A man has been arrested after a video of him emerged on a train shouting homophobic slurs and threatening commuters for being gay.
The incident occurred after Brighton Pride as festival goers made their way home on a train bound for London.
Freelance journalist Benjamin Butterworth partially captured the incident on video and posted it on Twitter. He wrote:
On train back from @PrideBerighton, a man threatened to pull a knife on me and others and stab us for being gay. He called us peadophiles [sic] and dirty and shouted gay people need to all be killed. The video is a fraction of what he said, as was too scared & shaken to film.
Butterworth told indy100 that the unnamed man got on the train between Brighton and London, and he ‘started shouting homophobic abuse’.
I was basically asleep. This guy got on and started shouting ‘faggot’ and ‘puff’ and ‘pervert’.
It was all unprovoked, people weren’t awake.
The incident, Butterworth said, lasted approximately half an hour.
He said he had a knife and he was going to stab every gay person on the train. He said ‘gay people deserve to be rounded up and killed’ and told someone ‘if I stab you, it’s self-defence.’
Eventually, the emergency alarm was pulled, and two stations later he was removed from the train in handcuffs.
If that happened to vulnerable people it could do serious damage. [The incident] happened in two of the most liberal and diverse places in the country and still this man felt confident.
This can happen anywhere in the country.
British Transport Police released a statement regarding the incident:
We are aware of a video on social media which appears to show a man making homophobic comments towards passengers on a train.

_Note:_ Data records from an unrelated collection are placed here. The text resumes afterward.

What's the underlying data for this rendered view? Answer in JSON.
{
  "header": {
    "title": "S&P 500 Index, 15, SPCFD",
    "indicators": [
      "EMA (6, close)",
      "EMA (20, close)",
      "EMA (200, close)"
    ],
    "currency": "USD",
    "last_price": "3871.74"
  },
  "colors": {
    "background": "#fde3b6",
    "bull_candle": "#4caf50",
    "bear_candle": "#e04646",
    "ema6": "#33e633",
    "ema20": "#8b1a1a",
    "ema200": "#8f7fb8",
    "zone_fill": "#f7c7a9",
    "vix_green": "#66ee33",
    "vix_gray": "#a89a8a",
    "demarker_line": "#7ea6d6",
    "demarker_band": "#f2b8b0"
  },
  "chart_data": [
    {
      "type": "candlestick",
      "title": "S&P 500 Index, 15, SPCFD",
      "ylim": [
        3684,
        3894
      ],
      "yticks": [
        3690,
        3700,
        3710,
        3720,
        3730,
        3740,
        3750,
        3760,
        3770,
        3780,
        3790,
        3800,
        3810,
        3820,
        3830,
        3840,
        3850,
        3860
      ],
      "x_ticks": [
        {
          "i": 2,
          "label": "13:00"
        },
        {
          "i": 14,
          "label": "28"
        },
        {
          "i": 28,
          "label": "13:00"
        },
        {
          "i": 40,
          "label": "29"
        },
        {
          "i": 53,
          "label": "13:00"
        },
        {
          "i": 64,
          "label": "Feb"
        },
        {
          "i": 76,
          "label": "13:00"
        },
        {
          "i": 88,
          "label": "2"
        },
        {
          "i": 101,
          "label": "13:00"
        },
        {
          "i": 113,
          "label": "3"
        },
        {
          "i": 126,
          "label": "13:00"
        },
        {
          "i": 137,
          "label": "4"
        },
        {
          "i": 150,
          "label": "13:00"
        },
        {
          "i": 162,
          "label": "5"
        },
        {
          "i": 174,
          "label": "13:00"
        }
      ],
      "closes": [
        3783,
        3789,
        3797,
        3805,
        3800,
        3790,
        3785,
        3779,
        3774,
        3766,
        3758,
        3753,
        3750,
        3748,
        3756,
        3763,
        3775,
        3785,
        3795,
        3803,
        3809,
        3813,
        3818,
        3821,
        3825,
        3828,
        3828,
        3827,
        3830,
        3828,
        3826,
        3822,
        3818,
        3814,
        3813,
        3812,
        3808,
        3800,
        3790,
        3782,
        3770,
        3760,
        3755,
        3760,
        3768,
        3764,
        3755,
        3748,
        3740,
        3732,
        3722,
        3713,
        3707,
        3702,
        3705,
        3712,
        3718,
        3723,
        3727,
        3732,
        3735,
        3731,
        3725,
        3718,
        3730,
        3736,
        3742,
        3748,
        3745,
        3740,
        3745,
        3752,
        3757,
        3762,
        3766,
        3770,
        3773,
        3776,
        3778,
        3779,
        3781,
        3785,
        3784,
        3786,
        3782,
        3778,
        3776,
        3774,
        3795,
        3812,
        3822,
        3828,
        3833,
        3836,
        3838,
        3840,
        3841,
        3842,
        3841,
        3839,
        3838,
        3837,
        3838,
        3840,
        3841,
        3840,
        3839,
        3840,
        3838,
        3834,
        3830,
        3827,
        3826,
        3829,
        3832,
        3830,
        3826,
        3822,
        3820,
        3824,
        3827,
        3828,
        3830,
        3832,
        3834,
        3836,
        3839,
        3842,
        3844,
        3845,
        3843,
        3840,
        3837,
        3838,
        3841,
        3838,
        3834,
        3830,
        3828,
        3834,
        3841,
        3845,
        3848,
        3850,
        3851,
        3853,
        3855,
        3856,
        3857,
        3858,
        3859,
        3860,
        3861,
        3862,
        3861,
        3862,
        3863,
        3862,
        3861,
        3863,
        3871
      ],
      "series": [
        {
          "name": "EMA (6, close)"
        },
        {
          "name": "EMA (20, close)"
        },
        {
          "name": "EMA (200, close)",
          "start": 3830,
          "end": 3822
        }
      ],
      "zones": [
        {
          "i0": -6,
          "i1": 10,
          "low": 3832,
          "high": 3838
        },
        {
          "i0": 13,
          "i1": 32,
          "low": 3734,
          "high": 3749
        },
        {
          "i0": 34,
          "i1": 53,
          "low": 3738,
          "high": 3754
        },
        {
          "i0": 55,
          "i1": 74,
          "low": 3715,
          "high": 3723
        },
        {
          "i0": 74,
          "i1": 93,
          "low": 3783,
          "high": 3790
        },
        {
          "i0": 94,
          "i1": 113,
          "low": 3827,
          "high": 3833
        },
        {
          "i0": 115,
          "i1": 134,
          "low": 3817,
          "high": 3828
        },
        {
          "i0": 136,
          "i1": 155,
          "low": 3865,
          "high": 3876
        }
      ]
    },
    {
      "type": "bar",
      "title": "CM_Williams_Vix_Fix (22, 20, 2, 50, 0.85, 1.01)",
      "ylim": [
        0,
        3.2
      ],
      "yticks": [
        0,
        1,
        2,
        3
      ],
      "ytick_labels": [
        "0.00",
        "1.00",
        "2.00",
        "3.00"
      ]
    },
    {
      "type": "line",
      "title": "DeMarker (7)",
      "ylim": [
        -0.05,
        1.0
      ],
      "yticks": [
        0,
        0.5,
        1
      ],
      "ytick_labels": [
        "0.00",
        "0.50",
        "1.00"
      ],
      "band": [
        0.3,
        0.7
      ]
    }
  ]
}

We were called at 5:53 on Sunday following reports of homophobic abuse towards passengers. Officers met the train and a 28-year-old man was arrested for a public order offence.
The man in question has been released under investigation as officers review the footage to establish the ‘full circumstances’ of the incident.
Despite the frightening experience, Butterworth thought the reactions to his post were ‘comforting’.
Homophobia can affect straight people too. He just made an assumption based on how people looked.
‘There was a great sense of solidarity [on the train],’ he added.